種子骨(しゅしこつ)とは親指付け根にある母趾球(ぼしきゅう)に付いている、二つの豆粒のような軟骨のことです。歩いているときなど、この種子骨の周りに負荷がかかり続けた場合にまわりの組織が炎症を起こし痛みを発症します。

種子骨炎になりやすい環境

  • 親指の付け根に反復的に負荷がかかる、長時間の立ち仕事をしている  例:ハイヒールを履いた立ち仕事など
  • スポーツやランニングにおいて、つま先で接地する機会が多い
  • 硬い路面の上での、激しい運動を繰り返す

上記のような環境において発症しやすいといわれています。
特に、踵(かかと)周りの骨格が崩れる(オーバープロネーション)足は、歩くたびに親指の付け根の骨が過剰に横に広がってしまいます。その骨の先端である母趾球が床に強くこすりつけられることで種子骨周りに集中的に負荷がかります。
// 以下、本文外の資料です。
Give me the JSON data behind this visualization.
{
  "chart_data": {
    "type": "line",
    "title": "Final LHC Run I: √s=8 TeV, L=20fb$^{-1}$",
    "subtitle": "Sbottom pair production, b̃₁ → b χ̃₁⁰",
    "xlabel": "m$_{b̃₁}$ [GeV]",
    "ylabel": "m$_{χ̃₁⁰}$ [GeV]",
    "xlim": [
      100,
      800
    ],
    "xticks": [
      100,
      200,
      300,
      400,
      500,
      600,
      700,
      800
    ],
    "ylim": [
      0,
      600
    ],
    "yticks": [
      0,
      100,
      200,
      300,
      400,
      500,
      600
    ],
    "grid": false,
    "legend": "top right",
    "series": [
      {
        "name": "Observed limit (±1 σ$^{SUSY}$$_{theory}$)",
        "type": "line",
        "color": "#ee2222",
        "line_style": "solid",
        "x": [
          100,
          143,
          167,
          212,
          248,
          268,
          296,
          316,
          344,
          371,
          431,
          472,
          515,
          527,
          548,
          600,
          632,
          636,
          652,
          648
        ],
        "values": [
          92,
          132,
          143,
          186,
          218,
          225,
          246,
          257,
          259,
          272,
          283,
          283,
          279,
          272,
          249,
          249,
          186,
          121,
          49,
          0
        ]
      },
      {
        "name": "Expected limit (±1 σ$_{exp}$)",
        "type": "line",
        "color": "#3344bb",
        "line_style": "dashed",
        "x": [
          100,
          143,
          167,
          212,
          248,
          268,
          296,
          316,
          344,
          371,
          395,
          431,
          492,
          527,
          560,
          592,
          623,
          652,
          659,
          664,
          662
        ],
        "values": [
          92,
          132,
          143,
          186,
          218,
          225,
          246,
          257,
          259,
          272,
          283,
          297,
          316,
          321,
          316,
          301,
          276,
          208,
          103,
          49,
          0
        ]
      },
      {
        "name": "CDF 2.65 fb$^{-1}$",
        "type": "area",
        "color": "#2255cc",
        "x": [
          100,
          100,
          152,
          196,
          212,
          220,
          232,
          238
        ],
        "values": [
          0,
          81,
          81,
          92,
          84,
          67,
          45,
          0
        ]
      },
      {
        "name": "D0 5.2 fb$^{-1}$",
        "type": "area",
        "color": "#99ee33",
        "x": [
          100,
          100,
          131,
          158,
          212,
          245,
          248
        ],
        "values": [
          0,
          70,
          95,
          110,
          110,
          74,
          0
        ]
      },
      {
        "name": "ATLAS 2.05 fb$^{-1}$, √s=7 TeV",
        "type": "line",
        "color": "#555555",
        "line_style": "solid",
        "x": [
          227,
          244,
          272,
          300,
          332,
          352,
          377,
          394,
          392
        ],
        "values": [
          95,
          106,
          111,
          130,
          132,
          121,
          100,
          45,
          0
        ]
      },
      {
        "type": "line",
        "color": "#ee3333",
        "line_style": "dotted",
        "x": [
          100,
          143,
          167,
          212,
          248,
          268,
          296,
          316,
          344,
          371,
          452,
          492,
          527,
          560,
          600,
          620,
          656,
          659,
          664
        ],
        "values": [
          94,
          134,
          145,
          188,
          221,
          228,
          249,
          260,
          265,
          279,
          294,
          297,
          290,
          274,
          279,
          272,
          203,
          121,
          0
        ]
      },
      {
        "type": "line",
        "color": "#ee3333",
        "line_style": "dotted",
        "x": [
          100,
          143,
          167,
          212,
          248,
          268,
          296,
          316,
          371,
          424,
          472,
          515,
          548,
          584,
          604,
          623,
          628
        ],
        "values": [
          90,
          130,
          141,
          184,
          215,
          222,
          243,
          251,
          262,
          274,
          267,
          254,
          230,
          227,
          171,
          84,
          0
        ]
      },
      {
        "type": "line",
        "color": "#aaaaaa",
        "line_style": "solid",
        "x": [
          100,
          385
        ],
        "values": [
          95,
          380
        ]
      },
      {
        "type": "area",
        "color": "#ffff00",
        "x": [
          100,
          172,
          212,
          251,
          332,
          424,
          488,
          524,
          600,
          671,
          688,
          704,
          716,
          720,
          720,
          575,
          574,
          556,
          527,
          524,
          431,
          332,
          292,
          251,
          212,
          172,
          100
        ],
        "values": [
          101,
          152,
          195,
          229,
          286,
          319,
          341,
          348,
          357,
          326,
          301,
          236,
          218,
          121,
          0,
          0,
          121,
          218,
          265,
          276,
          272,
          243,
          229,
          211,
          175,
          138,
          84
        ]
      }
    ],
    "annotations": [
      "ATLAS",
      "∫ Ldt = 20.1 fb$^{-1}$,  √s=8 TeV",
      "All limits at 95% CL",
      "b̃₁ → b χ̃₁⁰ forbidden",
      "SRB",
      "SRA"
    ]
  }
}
この現象が一歩ごと、一日に何千回と繰り返し起こることで、やがて種子骨周りが傷ついて炎症を起こし、痛みだします。

人差し指・中指の付け根の痛み

蹴り出しのときに起こる突き上げるような痛み・・・中足骨頭痛(ちゅうそくこっとうつう)

歩いているときの蹴りだしの際、特に足の人差し指・中指の付け根に突き上げるような痛みを感じます。

中足骨頭痛になりやすい足のタイプ

  • 踵(かかと)周りの骨格が崩れている足(オーバープロネーション)
    歩行などで足に負荷がかかったとき、体重を支える役割の親指の付け根と小指の付け根が左右に広がってしまうため(開帳足)、真ん中にある人差し指・中指の付け根は床に押し付けられてしまいます。支えなくてもいい重さを歩くたびに繰り返し、繰り返し受け止めなくてはいけません。何度も床に打ち付けられることで痛みがおきます。
  • 足が硬く、土踏まずが高い足
    このような足は指のそりかえりがおきやすく、体重がかかると、柔軟性がないことに合わせて指の付け根が突き出すような状態となり、日常生活の反復的な負荷がかかることで痛みを発症するともいわれています。

中指と薬指の付け根の痛み

モートン神経腫(もーとんしんけいしゅ)

主に足の中指と薬指の付け根の間におきる症状でピリピリするような痛みが特徴です。踵(かかと)周りの骨格が崩れる(オーバープロネーション)足に起こることが多く、つま先が潰れてしまっていることで指の付け根の骨の間にある神経にストレスがかかっていることが原因といわれています。 

小指の付け根の痛み

内反小趾(ないはんしょうし)

内反小趾は小指の付け根が腫れて痛くなる症状です。外反母趾同様「踵(かかと)周り の骨格が崩れる」ことで引き起こされます。症状の詳細と原因は こちらで詳しく解説します。

その他・・・加齢や病気による痛み

親指の付け根も含め、指の付け根部分にはもともと衝撃を吸収する為の脂肪体があります。(土踏まずを除いたかかと~足裏の外側~指の付け根にかけてつまむように触ってみるとふわふわと弾力がありますね。それが脂肪体です。)しかし、加齢や糖尿病などで脂肪体自体が薄くなってしまい、骨が直接皮膚に圧迫を加えることで痛みが出る場合もあります。 その他、痛風やリュウマチなどが原因の場合もありますので、心当たりのある方はまずは専門医に相談してみましょう。

まとめ

足指の付け根の痛み、症状はさまざまです。代表的なものを以下にまとめます。

  • 親指の付け根 外反母趾(がいはんぼし)・・・靴ずれ・関節痛・筋腱など、さまざまな痛みが生じる
  • 親指の付け根 種子骨炎(しゅしこつえん)・・・ 母趾球に体重がかかることで痛みが生じる
  • 人差し指・中指の付け根 中足骨頭痛(ちゅうそくこっとうつう)・・・蹴りだしたときに痛みが生じる
  • 中指と薬指の間の付け根 モートン神経腫・・・指と指の間(付け根)がピリピリと痛む。